I’ve been losing and gaining pounds for years, mostly the latter but I've come up with a valid list of explanations as to why it is so dang difficult to get skinny.
Sweet cookie Gods! They taste. So. Good. Just 7 more, and then I promise I’ll go for a walk…to the fridge to get some milk to go with these cookies.
2. Going to the gym is scary.
Sweaty me is a me that nobody needs to see. There are parts of me that wiggle and jiggle and I’m doing others a service really by keeping my jiggly self at home. Also, it’s better not to pretend like you know how to use that weight-lifting equipment. What do you mean this leg machine isn’t for arm curls?
3. Healthy food is expensive.
Yes, I’d love to have that in gluten-free but not for $2 more. Do you know what I could do with that $2? That’s right, buy french fries.
4. Man made Netflix.
Curse every episode and movie on this site. All I ever want to do now is curl up in an over-sized sweater with hot Starbucks and watch Daryl Dixon shoot his crossbow over and over.
5. Smoothies aren’t really that awesome.
Once, I made a smoothie with spinach, peanut butter and banana and it took me two weeks to drink all 16 ounces of that vomit-colored nastiness. It was so potent; I could only handle it in small increments. Pardon me while I erase ‘body building champion’ off my bucket list.
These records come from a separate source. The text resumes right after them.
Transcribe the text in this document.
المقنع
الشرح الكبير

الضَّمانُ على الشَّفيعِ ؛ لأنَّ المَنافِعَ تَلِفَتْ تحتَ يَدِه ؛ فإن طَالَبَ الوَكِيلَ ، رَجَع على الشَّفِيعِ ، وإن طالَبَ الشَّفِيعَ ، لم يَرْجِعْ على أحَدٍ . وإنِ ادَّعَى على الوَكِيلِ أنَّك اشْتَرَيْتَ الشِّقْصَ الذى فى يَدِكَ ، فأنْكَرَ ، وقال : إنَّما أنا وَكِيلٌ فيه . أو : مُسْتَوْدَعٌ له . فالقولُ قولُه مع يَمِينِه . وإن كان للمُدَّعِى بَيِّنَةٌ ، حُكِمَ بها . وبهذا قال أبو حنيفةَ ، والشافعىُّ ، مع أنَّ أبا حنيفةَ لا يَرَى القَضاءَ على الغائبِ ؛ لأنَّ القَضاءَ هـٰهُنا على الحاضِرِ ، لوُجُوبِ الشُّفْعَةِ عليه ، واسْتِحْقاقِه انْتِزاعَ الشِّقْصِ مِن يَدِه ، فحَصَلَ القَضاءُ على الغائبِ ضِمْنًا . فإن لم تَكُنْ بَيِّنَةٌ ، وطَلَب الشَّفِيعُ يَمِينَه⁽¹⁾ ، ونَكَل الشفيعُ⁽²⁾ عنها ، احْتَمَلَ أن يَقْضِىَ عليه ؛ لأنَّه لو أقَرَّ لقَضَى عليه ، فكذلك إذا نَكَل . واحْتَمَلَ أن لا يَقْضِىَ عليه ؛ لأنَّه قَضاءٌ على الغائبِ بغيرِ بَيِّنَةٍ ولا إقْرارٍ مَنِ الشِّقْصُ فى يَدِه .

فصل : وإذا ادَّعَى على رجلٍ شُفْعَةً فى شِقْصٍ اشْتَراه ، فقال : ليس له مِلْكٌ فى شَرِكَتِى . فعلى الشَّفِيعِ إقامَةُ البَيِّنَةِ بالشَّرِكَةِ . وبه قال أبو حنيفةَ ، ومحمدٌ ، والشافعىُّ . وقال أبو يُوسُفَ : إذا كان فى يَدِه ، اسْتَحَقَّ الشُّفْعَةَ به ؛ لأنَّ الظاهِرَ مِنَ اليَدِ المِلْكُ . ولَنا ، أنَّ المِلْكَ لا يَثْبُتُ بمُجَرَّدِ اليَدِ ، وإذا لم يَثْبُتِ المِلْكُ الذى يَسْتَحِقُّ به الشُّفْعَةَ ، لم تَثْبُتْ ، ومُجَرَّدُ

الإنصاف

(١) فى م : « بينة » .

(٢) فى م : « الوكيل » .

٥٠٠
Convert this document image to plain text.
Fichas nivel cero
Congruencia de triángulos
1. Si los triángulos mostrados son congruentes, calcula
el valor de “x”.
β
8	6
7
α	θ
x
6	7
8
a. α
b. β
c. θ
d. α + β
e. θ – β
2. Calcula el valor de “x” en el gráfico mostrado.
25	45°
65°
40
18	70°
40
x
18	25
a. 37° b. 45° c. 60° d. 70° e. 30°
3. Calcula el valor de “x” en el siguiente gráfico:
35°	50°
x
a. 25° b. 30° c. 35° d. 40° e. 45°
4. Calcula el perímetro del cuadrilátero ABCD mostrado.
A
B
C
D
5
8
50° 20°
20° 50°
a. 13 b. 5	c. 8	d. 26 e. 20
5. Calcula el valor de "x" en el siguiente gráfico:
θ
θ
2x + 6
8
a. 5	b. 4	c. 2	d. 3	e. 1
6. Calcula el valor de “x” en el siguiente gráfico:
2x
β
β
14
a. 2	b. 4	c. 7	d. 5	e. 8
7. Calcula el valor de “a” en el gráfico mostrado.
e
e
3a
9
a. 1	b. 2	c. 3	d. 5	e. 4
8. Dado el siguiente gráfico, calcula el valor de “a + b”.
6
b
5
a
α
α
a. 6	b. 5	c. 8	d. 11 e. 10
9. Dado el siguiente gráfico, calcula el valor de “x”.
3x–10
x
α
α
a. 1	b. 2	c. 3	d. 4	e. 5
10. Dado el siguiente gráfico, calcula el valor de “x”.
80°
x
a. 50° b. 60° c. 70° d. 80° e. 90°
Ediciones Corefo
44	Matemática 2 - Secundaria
6. They make advertisements.
It never fails. I’m in the middle of eating my turkey, veggie, complex carb cuisine and a commercial for Sonic’s 25 ice cream shake flavors comes on. ½ price after 8pm! Drizzling chocolate syrup over a fluffy bed of whipped cream topped with a juicy cherry. Wait, what was I doing? Oh yeah, getting my car keys. Don’t worry Sonic, I won’t let you down.
7. We want quick results.
What do you mean I can’t get a defined abdomen in three days!? I only lost 1 pound this week!? AAAARRRGGGHHH! In a world where we can ship that cute pair of shoes overnight, why can’t I express ship me some biceps? Now that I might consider paying extra for.
8. Dining out is easier than cooking.
All I want for Christmas is a personal chef. I’ve come to the conclusion that it doesn’t matter how many times I try, I’ll never be able to properly chop tomatoes. Screw it. Subway chops them perfectly!
9. Commitment is tough.
I’ll start after this weekend…I say every Saturday. Picking a starting point is easy. Actually surviving a week of your diet/exercise routine without devouring your refrigerator? Not so simple. All it takes is a whiff of bread to make me forget how to pronounce the word salad.
10. There’s a snooze button on alarms.
And it is significantly larger and more convenient than groping your alarm to find the off switch, so it just makes sense to push snooze first. I need the extra sleep anyway. Dieting has me beat.